At present the tendency for many sites is to “optimise” the ad element. In fact Google Adsense encourages that as the default position. To quote “Allow ads from sensitive categories – Consider allowing ads from sensitive categories to increase auction pressure and improve performance.” The examples used for the sensitive categories include “Gambling & Betting (18+)”, “Get Rich Quick” and many other category names I don’t want to mention here as they might attract unwelcome attention.
So the algorithm encourages what it calls ad optimisation by running all categories of ads on a website which is what you’d expect a money making machine to do. The algorithm has no conscience.
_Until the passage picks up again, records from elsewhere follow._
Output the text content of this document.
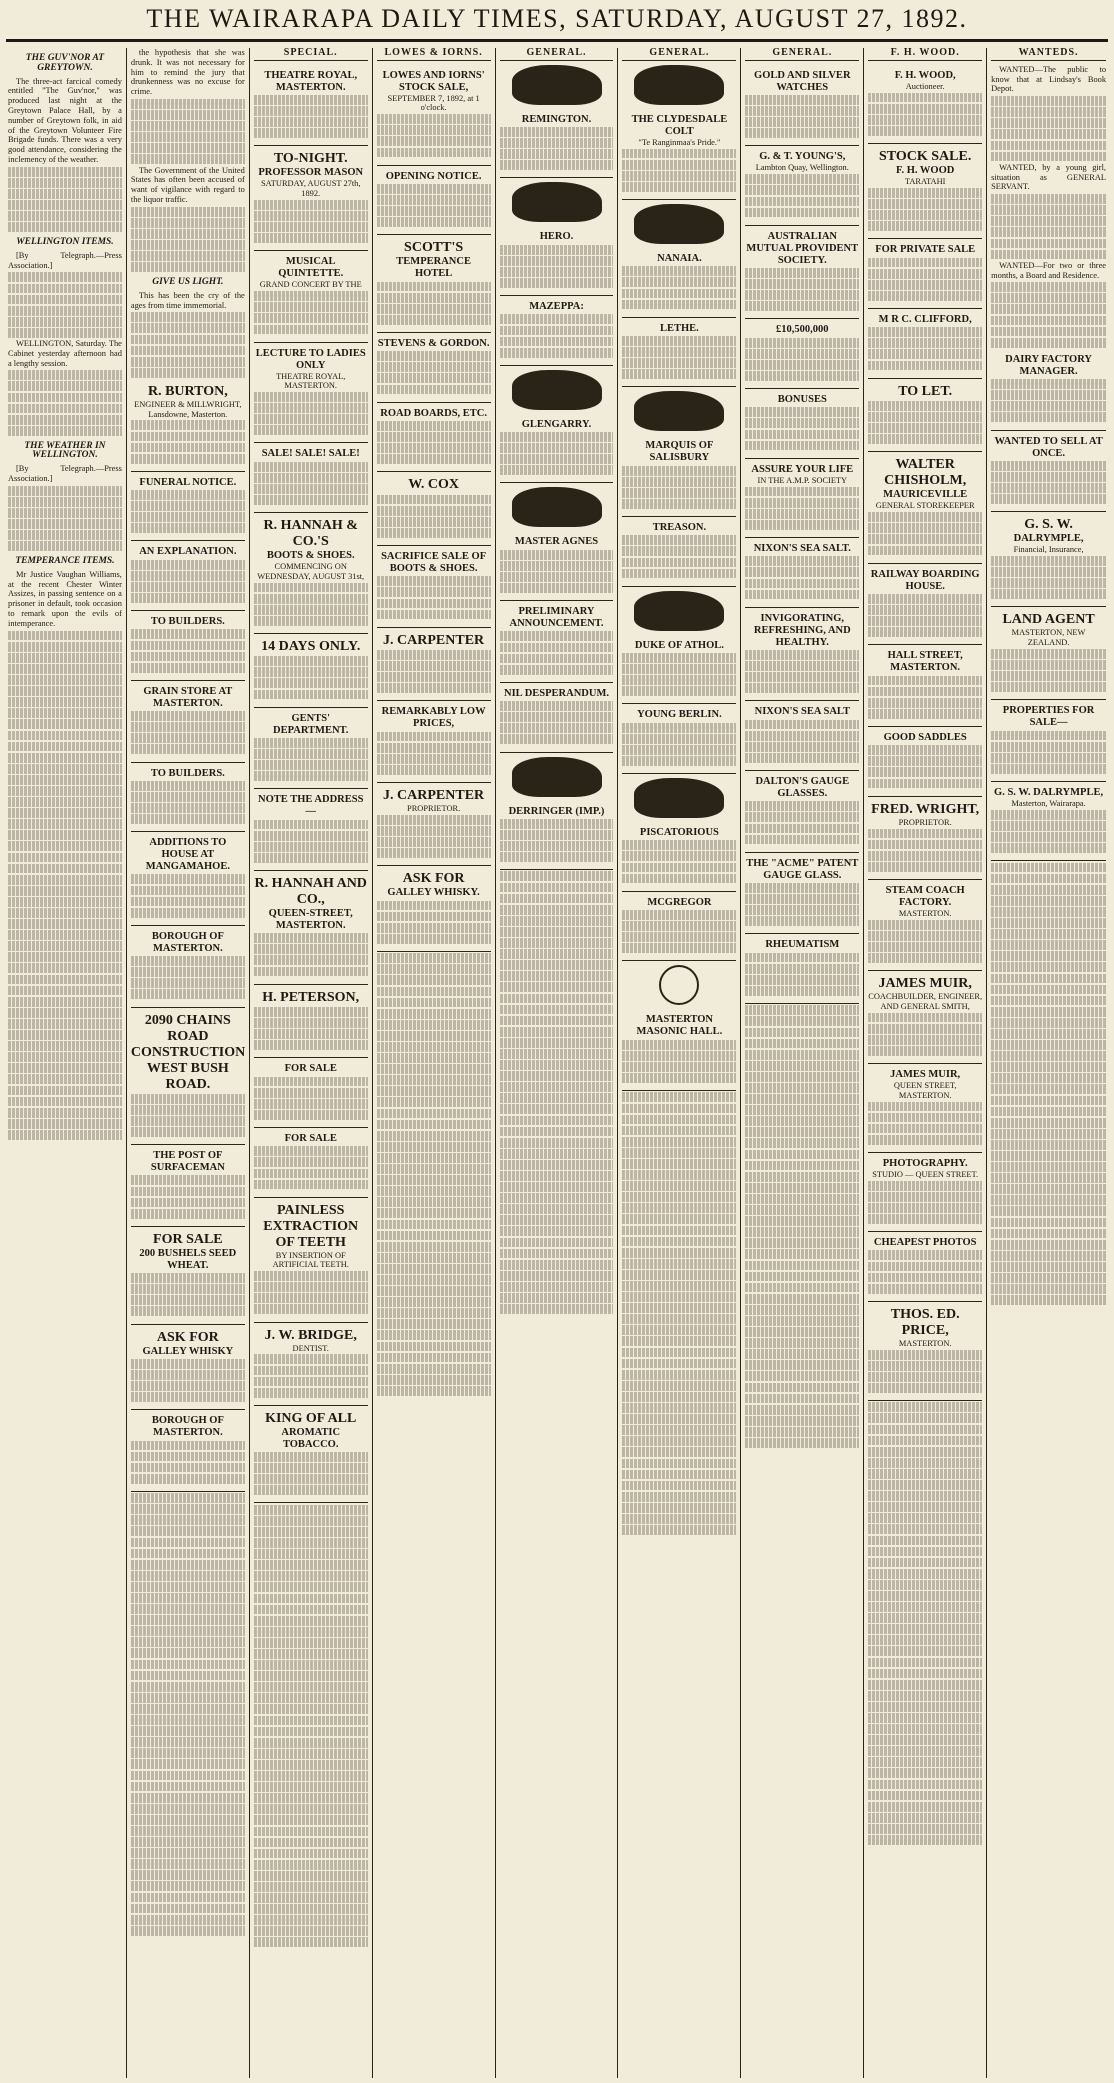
THE WAIRARAPA DAILY TIMES, SATURDAY, AUGUST 27, 1892.
THE GUV'NOR AT GREYTOWN.
The three-act farcical comedy entitled "The Guv'nor," was produced last night at the Greytown Palace Hall, by a number of Greytown folk, in aid of the Greytown Volunteer Fire Brigade funds. There was a very good attendance, considering the inclemency of the weather.
WELLINGTON ITEMS.
[By Telegraph.—Press Association.]
WELLINGTON, Saturday. The Cabinet yesterday afternoon had a lengthy session.
THE WEATHER IN WELLINGTON.
[By Telegraph.—Press Association.]
TEMPERANCE ITEMS.
Mr Justice Vaughan Williams, at the recent Chester Winter Assizes, in passing sentence on a prisoner in default, took occasion to remark upon the evils of intemperance.
the hypothesis that she was drunk. It was not necessary for him to remind the jury that drunkenness was no excuse for crime.
The Government of the United States has often been accused of want of vigilance with regard to the liquor traffic.
GIVE US LIGHT.
This has been the cry of the ages from time immemorial.
R. BURTON,
ENGINEER & MILLWRIGHT, Lansdowne, Masterton.
FUNERAL NOTICE.
AN EXPLANATION.
TO BUILDERS.
GRAIN STORE AT MASTERTON.
TO BUILDERS.
ADDITIONS TO HOUSE AT MANGAMAHOE.
BOROUGH OF MASTERTON.
2090 CHAINS ROAD CONSTRUCTION WEST BUSH ROAD.
THE POST OF SURFACEMAN
FOR SALE
200 BUSHELS SEED WHEAT.
ASK FOR
GALLEY WHISKY
BOROUGH OF MASTERTON.
SPECIAL.
THEATRE ROYAL, MASTERTON.
TO-NIGHT.
PROFESSOR MASON
SATURDAY, AUGUST 27th, 1892.
MUSICAL QUINTETTE.
GRAND CONCERT BY THE
LECTURE TO LADIES ONLY
THEATRE ROYAL, MASTERTON.
SALE! SALE! SALE!
R. HANNAH & CO.'S
BOOTS & SHOES.
COMMENCING ON WEDNESDAY, AUGUST 31st,
14 DAYS ONLY.
GENTS' DEPARTMENT.
NOTE THE ADDRESS—
R. HANNAH AND CO.,
QUEEN-STREET, MASTERTON.
H. PETERSON,
FOR SALE
FOR SALE
PAINLESS EXTRACTION OF TEETH
BY INSERTION OF ARTIFICIAL TEETH.
J. W. BRIDGE,
DENTIST.
KING OF ALL
AROMATIC TOBACCO.
LOWES & IORNS.
LOWES AND IORNS' STOCK SALE,
SEPTEMBER 7, 1892, at 1 o'clock.
OPENING NOTICE.
SCOTT'S
TEMPERANCE HOTEL
STEVENS & GORDON.
ROAD BOARDS, ETC.
W. COX
SACRIFICE SALE OF BOOTS & SHOES.
J. CARPENTER
REMARKABLY LOW PRICES,
J. CARPENTER
PROPRIETOR.
ASK FOR
GALLEY WHISKY.
GENERAL.
REMINGTON.
HERO.
MAZEPPA:
GLENGARRY.
MASTER AGNES
PRELIMINARY ANNOUNCEMENT.
NIL DESPERANDUM.
DERRINGER (IMP.)
GENERAL.
THE CLYDESDALE COLT
"Te Ranginmaa's Pride."
NANAIA.
LETHE.
MARQUIS OF SALISBURY
TREASON.
DUKE OF ATHOL.
YOUNG BERLIN.
PISCATORIOUS
MCGREGOR
MASTERTON MASONIC HALL.
GENERAL.
GOLD AND SILVER WATCHES
G. & T. YOUNG'S,
Lambton Quay, Wellington.
AUSTRALIAN MUTUAL PROVIDENT SOCIETY.
£10,500,000
BONUSES
ASSURE YOUR LIFE
IN THE A.M.P. SOCIETY
NIXON'S SEA SALT.
INVIGORATING, REFRESHING, AND HEALTHY.
NIXON'S SEA SALT
DALTON'S GAUGE GLASSES.
THE "ACME" PATENT GAUGE GLASS.
RHEUMATISM
F. H. WOOD.
F. H. WOOD,
Auctioneer.
STOCK SALE.
F. H. WOOD
TARATAHI
FOR PRIVATE SALE
M R C. CLIFFORD,
TO LET.
WALTER CHISHOLM,
MAURICEVILLE
GENERAL STOREKEEPER
RAILWAY BOARDING HOUSE.
HALL STREET, MASTERTON.
GOOD SADDLES
FRED. WRIGHT,
PROPRIETOR.
STEAM COACH FACTORY.
MASTERTON.
JAMES MUIR,
COACHBUILDER, ENGINEER, AND GENERAL SMITH,
JAMES MUIR,
QUEEN STREET, MASTERTON.
PHOTOGRAPHY.
STUDIO — QUEEN STREET.
CHEAPEST PHOTOS
THOS. ED. PRICE,
MASTERTON.
WANTEDS.
WANTED—The public to know that at Lindsay's Book Depot.
WANTED, by a young girl, situation as GENERAL SERVANT.
WANTED—For two or three months, a Board and Residence.
DAIRY FACTORY MANAGER.
WANTED TO SELL AT ONCE.
G. S. W.
DALRYMPLE,
Financial, Insurance,
LAND AGENT
MASTERTON, NEW ZEALAND.
PROPERTIES FOR SALE—
G. S. W. DALRYMPLE,
Masterton, Wairarapa.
What is best for Google is NOT what is bet for your website and your content.
OTOH A Google editor has also written this: “First, consider your users
Organize your site’s content logically and make your site easy to navigate. Here are a few questions to ask yourself when considering where to position your ads:
What is the user trying to accomplish by visiting my site?
What do they do when viewing a particular page?
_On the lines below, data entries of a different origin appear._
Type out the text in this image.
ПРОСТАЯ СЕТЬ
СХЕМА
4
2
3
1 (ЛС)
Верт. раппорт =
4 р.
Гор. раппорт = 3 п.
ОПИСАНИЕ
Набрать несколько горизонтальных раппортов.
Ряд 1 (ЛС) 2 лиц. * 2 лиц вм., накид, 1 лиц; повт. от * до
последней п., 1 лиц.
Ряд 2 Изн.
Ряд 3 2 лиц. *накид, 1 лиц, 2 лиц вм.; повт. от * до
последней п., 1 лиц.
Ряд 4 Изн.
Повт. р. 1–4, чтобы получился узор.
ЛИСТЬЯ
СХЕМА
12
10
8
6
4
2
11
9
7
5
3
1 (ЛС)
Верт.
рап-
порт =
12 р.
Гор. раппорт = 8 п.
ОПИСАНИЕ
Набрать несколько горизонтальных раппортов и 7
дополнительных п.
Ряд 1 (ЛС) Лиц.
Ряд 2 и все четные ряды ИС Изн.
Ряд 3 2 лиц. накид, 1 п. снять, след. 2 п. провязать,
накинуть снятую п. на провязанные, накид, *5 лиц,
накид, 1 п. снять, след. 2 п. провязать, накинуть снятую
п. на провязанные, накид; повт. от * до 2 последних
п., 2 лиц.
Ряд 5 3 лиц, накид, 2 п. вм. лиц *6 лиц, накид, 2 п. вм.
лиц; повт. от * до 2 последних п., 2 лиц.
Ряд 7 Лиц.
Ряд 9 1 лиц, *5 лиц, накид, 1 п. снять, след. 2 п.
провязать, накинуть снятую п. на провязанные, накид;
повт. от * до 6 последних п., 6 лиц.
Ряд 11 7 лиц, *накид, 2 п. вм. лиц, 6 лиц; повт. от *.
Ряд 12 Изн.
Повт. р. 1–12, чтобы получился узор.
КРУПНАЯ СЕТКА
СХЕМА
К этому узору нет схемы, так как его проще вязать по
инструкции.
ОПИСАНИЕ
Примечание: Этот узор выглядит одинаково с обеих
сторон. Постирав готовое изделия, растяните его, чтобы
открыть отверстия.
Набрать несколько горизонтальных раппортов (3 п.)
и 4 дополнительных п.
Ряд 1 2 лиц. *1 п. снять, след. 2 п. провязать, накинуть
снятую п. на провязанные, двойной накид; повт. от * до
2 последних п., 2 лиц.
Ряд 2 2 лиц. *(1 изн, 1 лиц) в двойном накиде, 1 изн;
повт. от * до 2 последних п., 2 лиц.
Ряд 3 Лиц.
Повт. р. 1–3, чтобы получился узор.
Where is their attention likely to be focused?
How can I integrate ads into this area without getting in the users’ way?
How can I keep the page looking clean, uncluttered and inviting?”
All great questions that a smart publisher, editor, sub-editor, content author / owner would be thinking about. But many of those moderating influences have been removed from the publishing eco-system due to cost cutting. The result can be the machine default which comes from some owners wanting to maximise the revenue and application of a technical logic that makes some sense but misses the point of the content in many regards.
It is a fine line to walk. Everyone wants to get paid. But how to balance those competing interests. Last night I read a very scary post “The Rest Is Advertising -Confessions of a sponsored content writer – JACOB SILVERMAN. In which Jacob tells his story about a “native advertising, sponsored content” project for which he was paid very well but it is a disturbing trend. The sponsored content scenario is one that is on the increase. I do think that like “product placement” it would work better when readers don’t know it is sponsored content.
Regardless of what publishers say – it devalues their brand. The NZ Herald is obviously experimenting more with sponsored content in the last few weeks. They have a story marked as SPONSORED CONTENT on the top left column of their home page about 4 stories down. On one day last week I noted that a sponsored content story which featured a very expensive car even made it into the “Most Read” stories of the day. Which has happened again today with this story “New rules, harder to visit the Gold Coast” I am suspicious if it is one of the top read stories but given its prominent placement it could be. What I dislike about it is that if you were to click on the story you have to scroll down to the bottom before you get a byline of any kind.
That is a convention change that I dislike immensely especially when stories have been sourced from the Daily Mail or other dodgy sources but it looks like it is here to stay.
Unless of course Ad blocking really takes off to such an extent that it forces some of these changes.